Trites isn’t entirely certain why the U.S. cancelled the funding, but it’s possible some officials only see the value in researching wild animals, not captive ones.
“You know the day will come,” Trites said of the funding drying up. “Still, when it happens, there’s a little bit of denial and shock.”
The station has dockside offices, research vessels and two sea pens, and needs $200,000 per year to keep operating at a basic level, with research costs adding another $100,000. Sea lions eat about 11 kilograms of herring and half a kilogram of squid per day.
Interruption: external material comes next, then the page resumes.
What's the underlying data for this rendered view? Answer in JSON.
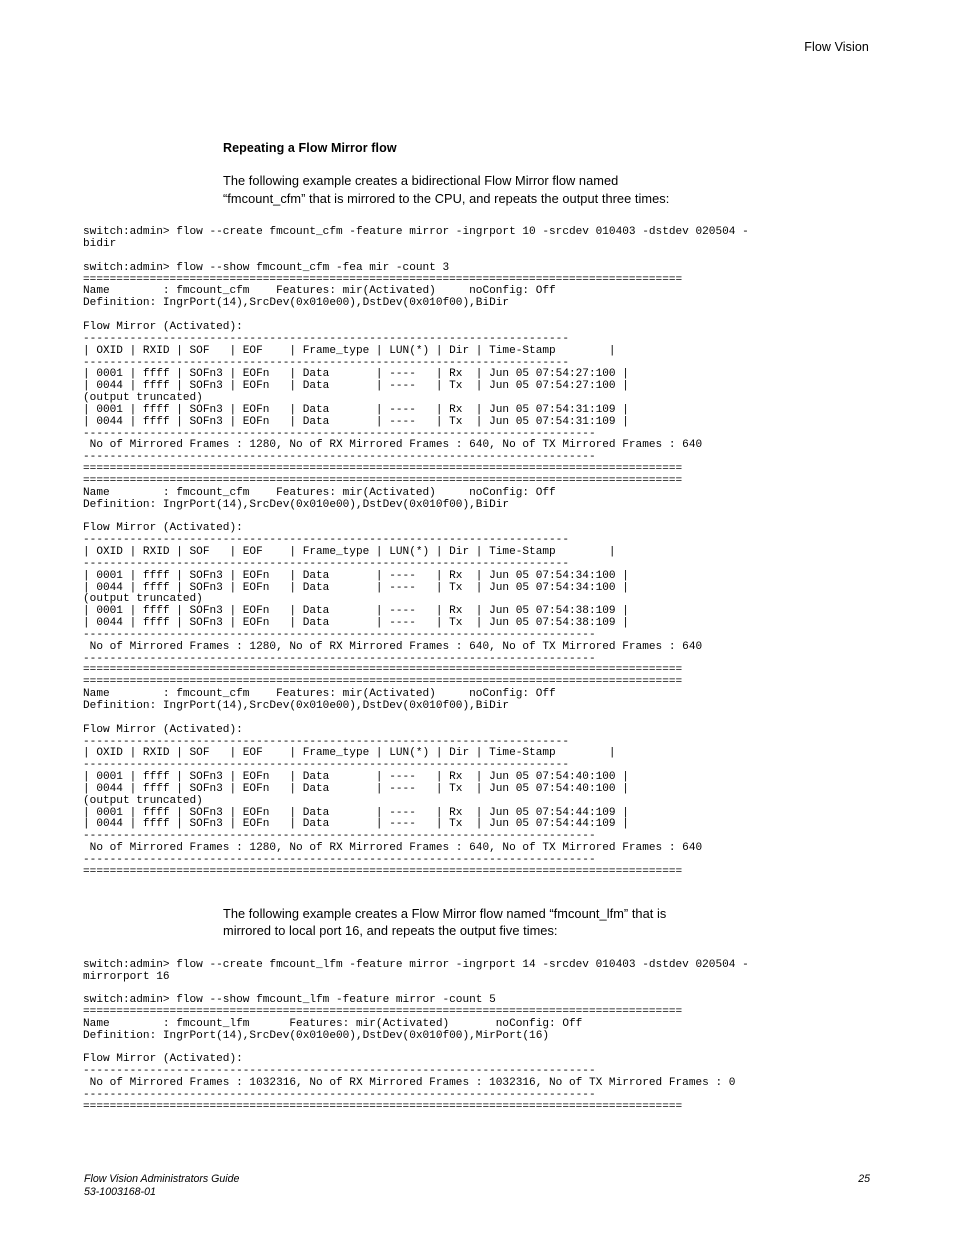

Eight female sea lion pups were taken from Triangle Island off northern Vancouver Island between 1997 and 2003 to be used for research by UBC and the Vancouver Aquarium. Research started at the aquarium, then expanded to the open-water site in a program funded by the U.S. to find answers to a dramatic decline in Steller sea lions in western Alaska and the Aleutian Islands.
“We couldn’t really understand diving and foraging abilities because of constraints of pool sizes,” Trites explained. “If we could taken them to the open ocean, we could address some of the questions that had eluded researchers — things we can’t answer in the wild or in an aquarium.”
Researchers in Burrard Inlet measured the sea lions’ energy expenditure while searching for fish pumped into the ocean through tubes at varying depths.
Research suggests that sea lions in western Alaska may be suffering from a poorer diet of pollock and Atka mackerel, which are not as nutritious as the herring, sardines and sandlance to which B.C. sea lions have access.
A large-scale shift in oceanic conditions in the late 1970s is blamed on the change in available prey.
Over the years, the sea lions in Burrard Inlet have had the opportunity to leave and return to the wild but they always return to their keepers and their caged facility — though one did stay out for 48 hours, shadowed by a research vessel, until returning.
“Every time they’re out, they could leave at any point,” Trites confirmed. “It’s entirely voluntary.”
Researchers learned that Steller sea lions are not deep divers, typically staying down for only three minutes. “They’re built for shallow short dives. They’re not the all-stars of the diving world.”
They also discovered that sea lions can manipulate their heart rates and control the flow of their blood, meaning there is no correlation between heart rate and energy spent.
“People in the wild were measuring heart rates and thought this meant something,” Trites said.
Currently, the research station has four of the eight research sea lions. The Vancouver Aquarium is responsible for the rest, although it does farm some out to other facilities, including in Europe. If the Port Moody station closes, all the sea lions will go to the aquarium.
Aquarium president John Nightingale said the aquarium moved to cover feeding and staffing costs associated with the research program about four years ago as U.S. funding declined. In the early days, captive science was combined with field research, including examining sea lion scat for species of fish.
“All things run a natural course of time,” Nightingale said. “It’s too bad. It’s an interesting facility, one of a kind in the world. But it takes money to sustain it.”
Once the victim of bounties and culls, Steller sea lions continue to make a steady recovery in B.C. waters as a result of federal protection afforded in 1970.
Abundance estimates have pegged their population at 48,000 animals in winter on the B.C. coast; the breeding population had dipped to an estimated 3,400 animals before protection. In western Alaska, populations have declined by about 85 per cent.